[Introduction à la deuxième partie]
- Publication type: Book chapter
- Book: Figures de la Bible dans les Cinq Livres de François Rabelais
- Pages: 203 to 203
- Collection: Rabelais' Worlds, n° 7
Pantagruel n’est donc pas un « Nouveau Testament épique », une réécriture des Évangiles qui épouserait le cadre de l’épopée pour mieux saper les valeurs impérialistes et anti-chrétiennes de cette dernière. La fiction rabelaisienne ne se réduit pas en effet à un simple voile pseudo-épique, au style familier et obscène […] les sources narratives, dramatiques et poétiques y interfèrent sans cesse avec le texte sacré […] il n’y a pas chez Rabelais un seul intertexte en mesure de prendre le pas sur les autres et d’orienter la lecture dans un sens univoque. Et les aspects messianiques et politiques du livre […] côtoient en réalité une multitude d’autres enjeux, de nature théologique, juridique, linguistique, dramatique ou encore générique.

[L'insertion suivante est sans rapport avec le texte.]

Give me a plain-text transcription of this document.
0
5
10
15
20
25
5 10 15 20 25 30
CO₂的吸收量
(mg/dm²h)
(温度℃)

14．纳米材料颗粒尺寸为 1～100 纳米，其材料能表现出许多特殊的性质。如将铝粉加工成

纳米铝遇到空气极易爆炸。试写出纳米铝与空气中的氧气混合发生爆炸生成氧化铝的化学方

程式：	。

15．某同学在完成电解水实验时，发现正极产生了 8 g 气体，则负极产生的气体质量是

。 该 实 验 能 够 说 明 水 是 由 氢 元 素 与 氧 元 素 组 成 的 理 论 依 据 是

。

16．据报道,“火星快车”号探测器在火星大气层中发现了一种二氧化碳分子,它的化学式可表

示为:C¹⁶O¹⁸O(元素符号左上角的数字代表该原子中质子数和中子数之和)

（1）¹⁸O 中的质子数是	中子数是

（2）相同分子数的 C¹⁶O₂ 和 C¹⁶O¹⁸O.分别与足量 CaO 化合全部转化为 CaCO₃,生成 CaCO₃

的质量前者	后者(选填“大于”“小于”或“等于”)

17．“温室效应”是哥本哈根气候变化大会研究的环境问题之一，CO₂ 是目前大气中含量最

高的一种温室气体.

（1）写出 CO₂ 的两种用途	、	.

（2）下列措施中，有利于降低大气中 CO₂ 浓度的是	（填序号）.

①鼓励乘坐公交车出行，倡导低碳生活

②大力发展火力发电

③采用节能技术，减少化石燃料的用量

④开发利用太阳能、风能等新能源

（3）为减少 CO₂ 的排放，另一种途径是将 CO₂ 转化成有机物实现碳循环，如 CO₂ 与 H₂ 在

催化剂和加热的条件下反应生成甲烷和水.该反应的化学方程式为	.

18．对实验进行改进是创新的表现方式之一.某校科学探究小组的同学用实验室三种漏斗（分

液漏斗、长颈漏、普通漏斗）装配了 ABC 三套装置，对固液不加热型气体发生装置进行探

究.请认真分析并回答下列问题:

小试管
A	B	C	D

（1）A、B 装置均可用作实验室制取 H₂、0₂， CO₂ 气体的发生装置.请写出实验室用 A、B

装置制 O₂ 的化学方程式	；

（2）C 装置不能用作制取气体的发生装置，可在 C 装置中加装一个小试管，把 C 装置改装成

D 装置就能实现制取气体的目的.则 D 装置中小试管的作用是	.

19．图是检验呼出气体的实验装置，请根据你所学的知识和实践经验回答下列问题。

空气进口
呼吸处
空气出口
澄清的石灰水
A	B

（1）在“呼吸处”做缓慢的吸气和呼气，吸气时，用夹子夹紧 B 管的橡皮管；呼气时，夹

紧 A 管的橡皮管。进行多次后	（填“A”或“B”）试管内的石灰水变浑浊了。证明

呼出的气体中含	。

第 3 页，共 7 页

C’est ainsi que Nicolas Le Cadet conclut son article « “ce sont beaux textes d’evangile en francoys”. La Bible dans Pantagruel (ch. xxx)1 », et nous rappelle à quel point la Bible n’est qu’un intertexte parmi d’autres et à quel point il serait réducteur d’exagérer sa place dans le texte et l’univers mental de Rabelais. Néanmoins, si l’ensemble des Cinq Livres ne constitue nullement un « Nouveau Testament épique », l’architecture et la dynamique globales des Chroniques empruntent largement à celles des deux Testaments, ne serait-ce que parce qu’elles calquent certains de leurs schémas archétypaux. Mais là encore, il semble impossible d’affirmer que Rabelais reproduit « l’architecture » biblique. Il s’agirait plutôt de retrouver dans ses livres « des » architectures possibles, « des » parcours dérivés des « Sacres bibles », à la fois riches et complexes, mais qui ont leur propre cohérence au regard des textes religieux.
1 Nicolas Le Cadet, « “ce sont beaux textes d’evangile en francoys”. La Bible dans Pantagruel (ch. xxx) », dans F. Poulet et A. Vintenon (dir.), La Réforme et la Fable (xvie-xviie siècles), Genève, Droz, 2018.